Vohne Liche Kennels, a full service K-9 training facility founded by United States Air Force Senior Master Sergeant Kenneth Licklider two decades ago, has trained police and military service dogs for more than 5,000 law enforcement and government agencies. They train their dogs on a 600-plus acre property in Indiana, complete with an obstacle course and workout gym. Off-site training sessions include field trips to hotels, schools, impound lots and jails.

"Obedience is on and off lead to heal, sit, stay, come and down," says Licklider, of VLK training methods. Handlers maintain full control of the dog at all times, and use positive motivation techniques (like a toy) as an associate reward. They designed agility training to increase the animal's confidence in a myriad of environments, and apprehension is based on five phases of control. "Tracking [training] is based on following a combination of human skin cells and disturbed vegetation," Licklider explains. "We begin by tracking footsteps, but gradually encourage the dog to trail the suspect lifting their head, utilizing both ground and airborne scent. All substance detection is imprinted the same way with the dogs learning to locate a particular scent then respond passively. Building and Area searches teach the dogs to locate a suspect using airborne scent in a confined area whether it be inside a building or within a cordoned off perimeter."
Dogs in the Field
Kathy Holbert of West Virginia took her personal dog, Strega, as a civilian contractor to Iraq and Afghanistan from 2009-2010. Strega was one of the few human remains detection dogs, tasked with trying to recover missing United States military and civilians. Led by the promise of 'no one left behind,' Holbert and Strega entered into difficult and dangerous situations.

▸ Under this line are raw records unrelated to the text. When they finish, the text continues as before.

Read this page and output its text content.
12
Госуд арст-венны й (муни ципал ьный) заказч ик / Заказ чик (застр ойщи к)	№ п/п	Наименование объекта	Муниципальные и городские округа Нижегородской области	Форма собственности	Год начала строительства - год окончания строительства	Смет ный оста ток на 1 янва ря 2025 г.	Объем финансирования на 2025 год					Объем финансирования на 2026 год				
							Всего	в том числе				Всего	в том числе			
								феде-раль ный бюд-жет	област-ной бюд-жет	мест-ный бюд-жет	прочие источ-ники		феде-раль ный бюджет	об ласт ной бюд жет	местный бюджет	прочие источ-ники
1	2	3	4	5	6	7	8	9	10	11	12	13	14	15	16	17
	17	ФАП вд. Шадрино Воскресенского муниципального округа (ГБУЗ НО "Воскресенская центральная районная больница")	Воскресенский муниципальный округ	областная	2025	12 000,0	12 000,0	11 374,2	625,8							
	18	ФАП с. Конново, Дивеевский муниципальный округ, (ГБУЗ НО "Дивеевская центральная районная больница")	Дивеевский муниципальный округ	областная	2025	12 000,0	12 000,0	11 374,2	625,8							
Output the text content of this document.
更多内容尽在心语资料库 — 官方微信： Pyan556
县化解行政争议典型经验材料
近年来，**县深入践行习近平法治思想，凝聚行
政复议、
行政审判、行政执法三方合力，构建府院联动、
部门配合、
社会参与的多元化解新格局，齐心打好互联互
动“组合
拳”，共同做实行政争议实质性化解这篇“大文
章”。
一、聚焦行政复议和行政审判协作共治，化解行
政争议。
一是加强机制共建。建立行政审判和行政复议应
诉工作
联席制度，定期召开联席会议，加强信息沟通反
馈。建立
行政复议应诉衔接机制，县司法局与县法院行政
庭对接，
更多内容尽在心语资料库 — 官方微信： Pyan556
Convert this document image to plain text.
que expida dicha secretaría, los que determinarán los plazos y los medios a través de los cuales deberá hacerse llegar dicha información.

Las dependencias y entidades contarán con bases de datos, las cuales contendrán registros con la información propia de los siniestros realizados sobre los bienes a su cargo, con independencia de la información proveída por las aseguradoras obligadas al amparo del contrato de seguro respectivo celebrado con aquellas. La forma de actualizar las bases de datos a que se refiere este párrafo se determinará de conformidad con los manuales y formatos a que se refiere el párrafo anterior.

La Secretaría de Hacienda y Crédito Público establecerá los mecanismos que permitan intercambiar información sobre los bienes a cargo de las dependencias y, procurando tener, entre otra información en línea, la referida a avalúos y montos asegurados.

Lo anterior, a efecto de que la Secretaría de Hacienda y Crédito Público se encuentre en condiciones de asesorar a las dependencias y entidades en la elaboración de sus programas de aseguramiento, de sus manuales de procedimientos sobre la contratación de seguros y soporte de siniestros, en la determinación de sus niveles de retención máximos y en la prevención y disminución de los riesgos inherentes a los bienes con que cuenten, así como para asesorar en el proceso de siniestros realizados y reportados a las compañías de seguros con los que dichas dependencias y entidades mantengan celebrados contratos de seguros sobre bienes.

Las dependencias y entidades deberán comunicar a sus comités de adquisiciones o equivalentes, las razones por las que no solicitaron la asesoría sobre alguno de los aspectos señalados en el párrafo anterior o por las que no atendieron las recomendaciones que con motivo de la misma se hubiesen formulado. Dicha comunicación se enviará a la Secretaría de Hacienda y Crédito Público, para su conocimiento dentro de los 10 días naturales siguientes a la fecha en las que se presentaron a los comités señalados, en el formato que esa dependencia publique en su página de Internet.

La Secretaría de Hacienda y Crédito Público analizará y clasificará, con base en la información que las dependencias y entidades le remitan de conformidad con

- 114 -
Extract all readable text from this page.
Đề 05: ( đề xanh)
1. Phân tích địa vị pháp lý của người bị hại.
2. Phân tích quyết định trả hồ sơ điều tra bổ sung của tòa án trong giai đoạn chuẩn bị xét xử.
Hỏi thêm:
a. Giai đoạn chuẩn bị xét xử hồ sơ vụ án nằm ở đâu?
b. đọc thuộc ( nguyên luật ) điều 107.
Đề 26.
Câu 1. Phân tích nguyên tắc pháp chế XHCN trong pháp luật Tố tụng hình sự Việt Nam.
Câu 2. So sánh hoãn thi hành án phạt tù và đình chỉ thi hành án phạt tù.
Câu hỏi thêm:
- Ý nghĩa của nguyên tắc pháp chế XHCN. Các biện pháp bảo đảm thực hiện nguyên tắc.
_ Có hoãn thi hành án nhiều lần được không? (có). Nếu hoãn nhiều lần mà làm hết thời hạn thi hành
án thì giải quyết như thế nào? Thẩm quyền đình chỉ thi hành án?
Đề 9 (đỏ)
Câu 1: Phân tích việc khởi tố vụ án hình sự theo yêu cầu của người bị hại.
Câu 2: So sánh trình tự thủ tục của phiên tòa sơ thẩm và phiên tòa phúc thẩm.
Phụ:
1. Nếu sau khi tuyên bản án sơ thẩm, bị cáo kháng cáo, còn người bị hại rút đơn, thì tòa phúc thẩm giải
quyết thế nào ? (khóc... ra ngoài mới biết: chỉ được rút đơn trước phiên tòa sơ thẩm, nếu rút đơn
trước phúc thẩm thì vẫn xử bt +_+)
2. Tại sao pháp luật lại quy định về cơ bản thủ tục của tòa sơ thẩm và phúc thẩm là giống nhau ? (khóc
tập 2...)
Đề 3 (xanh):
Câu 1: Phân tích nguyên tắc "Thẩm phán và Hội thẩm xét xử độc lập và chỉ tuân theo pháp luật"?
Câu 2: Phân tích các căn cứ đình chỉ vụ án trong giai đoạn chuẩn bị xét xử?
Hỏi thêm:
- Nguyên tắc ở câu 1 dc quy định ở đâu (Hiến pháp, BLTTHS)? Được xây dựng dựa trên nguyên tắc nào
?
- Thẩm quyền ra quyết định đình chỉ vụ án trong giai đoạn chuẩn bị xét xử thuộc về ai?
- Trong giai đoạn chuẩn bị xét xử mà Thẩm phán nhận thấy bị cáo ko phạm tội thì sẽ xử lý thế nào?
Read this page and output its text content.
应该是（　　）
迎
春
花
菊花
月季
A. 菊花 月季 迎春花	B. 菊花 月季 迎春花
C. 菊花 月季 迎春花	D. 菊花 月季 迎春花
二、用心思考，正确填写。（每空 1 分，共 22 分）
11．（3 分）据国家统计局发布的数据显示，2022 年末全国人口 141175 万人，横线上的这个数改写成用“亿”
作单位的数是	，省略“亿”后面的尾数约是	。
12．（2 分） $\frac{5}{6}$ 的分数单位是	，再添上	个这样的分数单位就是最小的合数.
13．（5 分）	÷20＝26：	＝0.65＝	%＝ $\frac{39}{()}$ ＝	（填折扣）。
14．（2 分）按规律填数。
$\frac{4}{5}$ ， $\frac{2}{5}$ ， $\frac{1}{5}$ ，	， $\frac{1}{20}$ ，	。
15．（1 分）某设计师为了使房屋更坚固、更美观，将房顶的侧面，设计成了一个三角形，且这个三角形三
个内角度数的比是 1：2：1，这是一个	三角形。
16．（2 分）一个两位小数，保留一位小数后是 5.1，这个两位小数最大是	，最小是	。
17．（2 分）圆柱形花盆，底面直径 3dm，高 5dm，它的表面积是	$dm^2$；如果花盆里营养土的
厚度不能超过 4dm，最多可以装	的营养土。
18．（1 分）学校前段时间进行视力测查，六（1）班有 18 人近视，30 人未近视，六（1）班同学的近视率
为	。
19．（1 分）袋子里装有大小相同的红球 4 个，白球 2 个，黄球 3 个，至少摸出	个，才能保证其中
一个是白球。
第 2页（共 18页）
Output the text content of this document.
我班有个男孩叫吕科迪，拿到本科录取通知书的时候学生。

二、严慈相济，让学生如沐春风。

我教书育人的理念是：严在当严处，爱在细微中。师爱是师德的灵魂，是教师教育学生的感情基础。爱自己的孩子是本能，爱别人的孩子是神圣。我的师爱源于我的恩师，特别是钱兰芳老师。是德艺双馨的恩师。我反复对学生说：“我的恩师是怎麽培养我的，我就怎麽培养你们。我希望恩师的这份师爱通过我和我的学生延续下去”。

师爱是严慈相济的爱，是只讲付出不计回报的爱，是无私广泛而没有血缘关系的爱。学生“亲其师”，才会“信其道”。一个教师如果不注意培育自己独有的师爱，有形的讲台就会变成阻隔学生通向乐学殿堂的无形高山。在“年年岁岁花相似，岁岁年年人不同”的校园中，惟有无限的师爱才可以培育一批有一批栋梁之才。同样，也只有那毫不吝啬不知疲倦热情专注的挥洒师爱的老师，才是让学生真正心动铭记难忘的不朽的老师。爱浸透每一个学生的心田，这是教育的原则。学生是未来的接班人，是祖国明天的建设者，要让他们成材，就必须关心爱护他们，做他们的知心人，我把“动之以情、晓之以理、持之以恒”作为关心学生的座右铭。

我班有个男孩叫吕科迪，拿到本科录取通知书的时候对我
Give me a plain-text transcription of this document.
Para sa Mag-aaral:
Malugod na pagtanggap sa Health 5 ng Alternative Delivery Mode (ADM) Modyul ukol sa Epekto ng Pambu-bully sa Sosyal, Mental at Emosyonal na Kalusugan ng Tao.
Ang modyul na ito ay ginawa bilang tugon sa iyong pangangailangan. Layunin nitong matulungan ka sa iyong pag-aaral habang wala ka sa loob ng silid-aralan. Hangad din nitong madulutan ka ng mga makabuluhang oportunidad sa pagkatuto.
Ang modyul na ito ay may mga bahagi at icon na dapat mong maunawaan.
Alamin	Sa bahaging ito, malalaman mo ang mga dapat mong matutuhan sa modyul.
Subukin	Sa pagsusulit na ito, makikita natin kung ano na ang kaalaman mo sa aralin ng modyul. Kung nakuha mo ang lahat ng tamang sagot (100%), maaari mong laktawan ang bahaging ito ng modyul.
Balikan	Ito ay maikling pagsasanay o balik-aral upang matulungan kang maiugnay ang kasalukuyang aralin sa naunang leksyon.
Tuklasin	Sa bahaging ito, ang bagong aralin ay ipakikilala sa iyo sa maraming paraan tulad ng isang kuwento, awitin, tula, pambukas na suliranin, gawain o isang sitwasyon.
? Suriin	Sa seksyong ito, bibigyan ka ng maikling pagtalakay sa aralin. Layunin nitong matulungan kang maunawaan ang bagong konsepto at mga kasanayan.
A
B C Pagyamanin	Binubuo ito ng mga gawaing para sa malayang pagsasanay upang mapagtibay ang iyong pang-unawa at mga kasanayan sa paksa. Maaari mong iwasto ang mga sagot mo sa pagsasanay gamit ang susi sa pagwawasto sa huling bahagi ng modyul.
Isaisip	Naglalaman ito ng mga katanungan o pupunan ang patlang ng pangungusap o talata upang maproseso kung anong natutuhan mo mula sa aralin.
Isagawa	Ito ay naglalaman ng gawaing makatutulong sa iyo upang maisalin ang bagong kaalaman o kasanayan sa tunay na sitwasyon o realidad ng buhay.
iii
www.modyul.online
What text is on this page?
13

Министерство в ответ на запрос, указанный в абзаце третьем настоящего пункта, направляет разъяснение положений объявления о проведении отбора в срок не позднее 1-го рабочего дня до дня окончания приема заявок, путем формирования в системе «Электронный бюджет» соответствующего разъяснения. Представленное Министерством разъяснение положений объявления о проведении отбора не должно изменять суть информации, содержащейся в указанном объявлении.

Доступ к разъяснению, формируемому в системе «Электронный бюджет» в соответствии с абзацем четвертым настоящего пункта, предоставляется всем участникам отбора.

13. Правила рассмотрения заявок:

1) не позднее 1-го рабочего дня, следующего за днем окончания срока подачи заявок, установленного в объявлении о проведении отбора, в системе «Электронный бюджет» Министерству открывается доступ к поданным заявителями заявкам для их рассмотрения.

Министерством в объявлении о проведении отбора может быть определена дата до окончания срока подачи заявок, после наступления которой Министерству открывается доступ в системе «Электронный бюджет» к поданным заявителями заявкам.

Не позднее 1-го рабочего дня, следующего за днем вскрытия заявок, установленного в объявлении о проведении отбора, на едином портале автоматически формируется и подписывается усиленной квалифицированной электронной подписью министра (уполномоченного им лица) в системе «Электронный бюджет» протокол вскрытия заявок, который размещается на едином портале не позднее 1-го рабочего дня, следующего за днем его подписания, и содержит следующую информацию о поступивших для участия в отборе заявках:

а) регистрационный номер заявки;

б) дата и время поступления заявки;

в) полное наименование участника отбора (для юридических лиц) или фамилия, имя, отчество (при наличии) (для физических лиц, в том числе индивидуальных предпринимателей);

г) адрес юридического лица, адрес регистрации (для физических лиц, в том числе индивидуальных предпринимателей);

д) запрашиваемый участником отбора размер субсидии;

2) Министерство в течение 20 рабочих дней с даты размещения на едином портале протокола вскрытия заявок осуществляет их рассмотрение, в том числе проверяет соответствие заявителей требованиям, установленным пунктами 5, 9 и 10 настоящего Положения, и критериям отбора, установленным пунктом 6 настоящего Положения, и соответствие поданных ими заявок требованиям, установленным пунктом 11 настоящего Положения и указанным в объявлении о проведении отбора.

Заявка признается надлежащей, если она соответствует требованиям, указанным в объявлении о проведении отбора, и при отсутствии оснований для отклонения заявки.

"The most memorable mission was a water search in the Morghab River, near the Turkmenistan border in Afghanistan, where two paratroopers had drowned trying to recover a miss[ed] drop of supplies," Holbert shared. "The recovery efforts were in a highly volatile area, where several other deaths had occurred trying to make recovery. One victim was recovered by a well-trained team of British divers before Strega arrived, quite a bit away from the entry point. The army command wanted to expand the search area based on that recovery, which would have exposed our troops to more danger." But Strega alerted on a hydraulic boil, and her consistent and confident alerts ultimately changed the search direction, and the diving team recovered the victims within days. Had they extended the search area as originally planned, the searchers would have been exposed to greater dangers – Strega's training and mission experience were a life-saving asset to the search and rescue team. "It is rare that a dog trained to find the dead ends up saving the living, but I feel that is exactly what we did there," says Holbert.
One Vohne Liche-trained canine located a missing three-year-old child in a cornfield during the freezing winter after all the other searchers had given up, and ultimately saved the child's life, while another one alerted military to the presence of explosives just prior to an assault team going through a door, saving the entire squad.
In a new series on the Nat Geo WILD, Alpha Dogs, camera crews follow Ken Licklider and his handlers as they work tirelessly to train dogs for police and military personnel across the globe.